NVIDIA Data Center GPU Manager (DCGM) is a project for gathering telemetry and measuring the health of NVIDIA GPUs
Apache License 2.0
413 stars 55 forks source link

1:2.3.4 version dcgm_prometheus.py error AttributeError: 'DcgmPrometheus' object has no attribute 'm_publishFieldIds' #22

Open graywen24 opened 2 years ago

graywen24 commented 2 years ago

we follow doc here https://docs.nvidia.com/datacenter/dcgm/latest/dcgm-user-guide/integrating-with-dcgm.html#starting-prometheus-client

and looks like the new version of datacenter-gpu-manager has issue for this script:

python3 dcgm_prometheus.py -e Traceback (most recent call last): File "dcgm_prometheus.py", line 264, in main() File "dcgm_prometheus.py", line 257, in main prometheus_obj.LogBasicInformation() File "dcgm_prometheus.py", line 142, in LogBasicInformation for fieldId in self.m_publishFieldIds: AttributeError: 'DcgmPrometheus' object has no attribute 'm_publishFieldIds'

already install datacenter-gpu-manager Version table: 1:2.3.4 600

graywen24 commented 2 years ago

not able to find any information when google this... this version just updated Feb 2022 and guess no one use this feature to monitor...

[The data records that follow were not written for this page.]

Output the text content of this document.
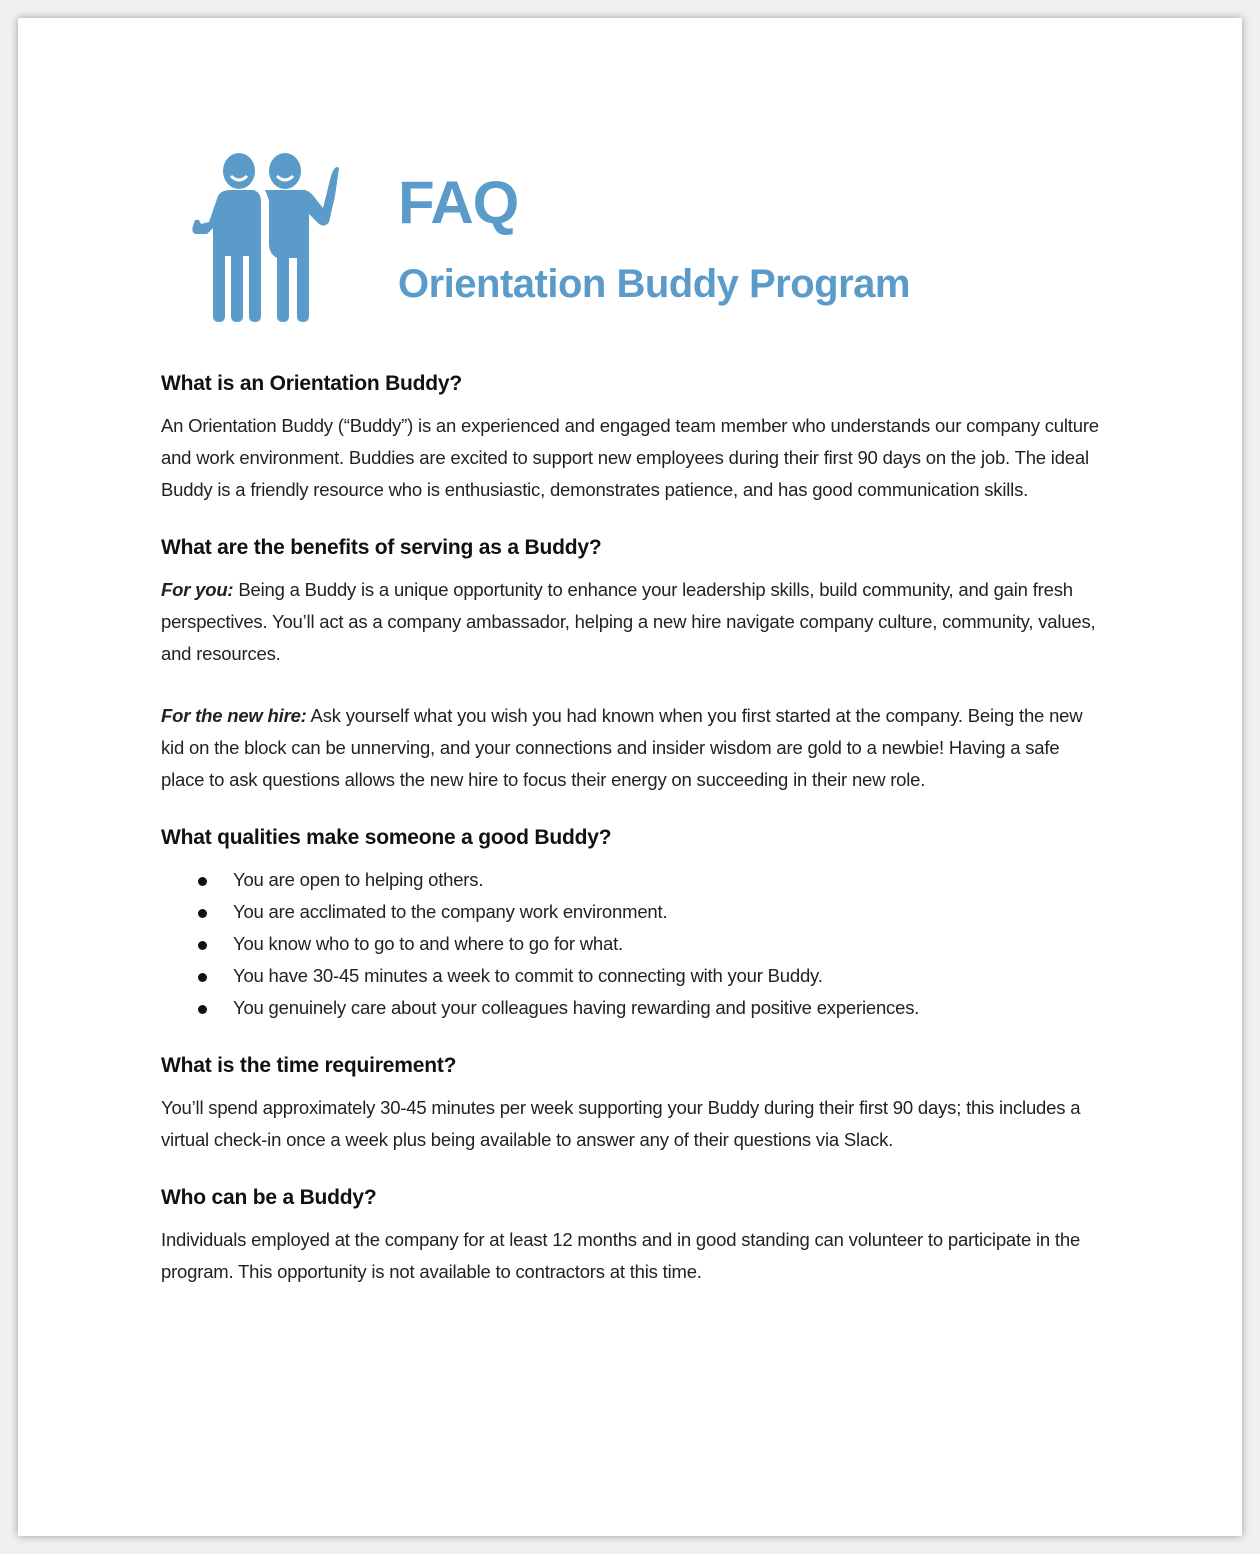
FAQ
Orientation Buddy Program
What is an Orientation Buddy?

An Orientation Buddy (“Buddy”) is an experienced and engaged team member who understands our company culture and work environment. Buddies are excited to support new employees during their first 90 days on the job. The ideal Buddy is a friendly resource who is enthusiastic, demonstrates patience, and has good communication skills.

What are the benefits of serving as a Buddy?

For you: Being a Buddy is a unique opportunity to enhance your leadership skills, build community, and gain fresh perspectives. You’ll act as a company ambassador, helping a new hire navigate company culture, community, values, and resources.

For the new hire: Ask yourself what you wish you had known when you first started at the company. Being the new kid on the block can be unnerving, and your connections and insider wisdom are gold to a newbie! Having a safe place to ask questions allows the new hire to focus their energy on succeeding in their new role.

What qualities make someone a good Buddy?
You are open to helping others.
You are acclimated to the company work environment.
You know who to go to and where to go for what.
You have 30-45 minutes a week to commit to connecting with your Buddy.
You genuinely care about your colleagues having rewarding and positive experiences.
What is the time requirement?

You’ll spend approximately 30-45 minutes per week supporting your Buddy during their first 90 days; this includes a virtual check-in once a week plus being available to answer any of their questions via Slack.

Who can be a Buddy?

Individuals employed at the company for at least 12 months and in good standing can volunteer to participate in the program. This opportunity is not available to contractors at this time.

nikkon-dev commented 2 years ago

@graywen24,

Unfortunately, the dcgm_prometheus.py is not actively supported and is rather an example. We have the dcgm-exporter project that is meant to provide Prometheus metrics and is actively supported.

graywen24 commented 2 years ago

@graywen24,

Unfortunately, the dcgm_prometheus.py is not actively supported and is rather an example. We have the dcgm-exporter project that is meant to provide Prometheus metrics and is actively supported.

thanks.. but we dont use k8s cluster and only run offline training on single GPU node... if install dcgm-exporter will be a very heavy process for the node. While node-exporter cant not have gpu monitoring metric..

nikkon-dev commented 2 years ago

@graywen24,

dcgm-exporter may work outside of the k8s environment, and in general, that's just a small binary written in Go. If the DCGM is installed on the machine, you do not need to use the dcgm-exporter docker image (just the dcgm-exporter binary) because the libdcgm.so that will be already on the machine.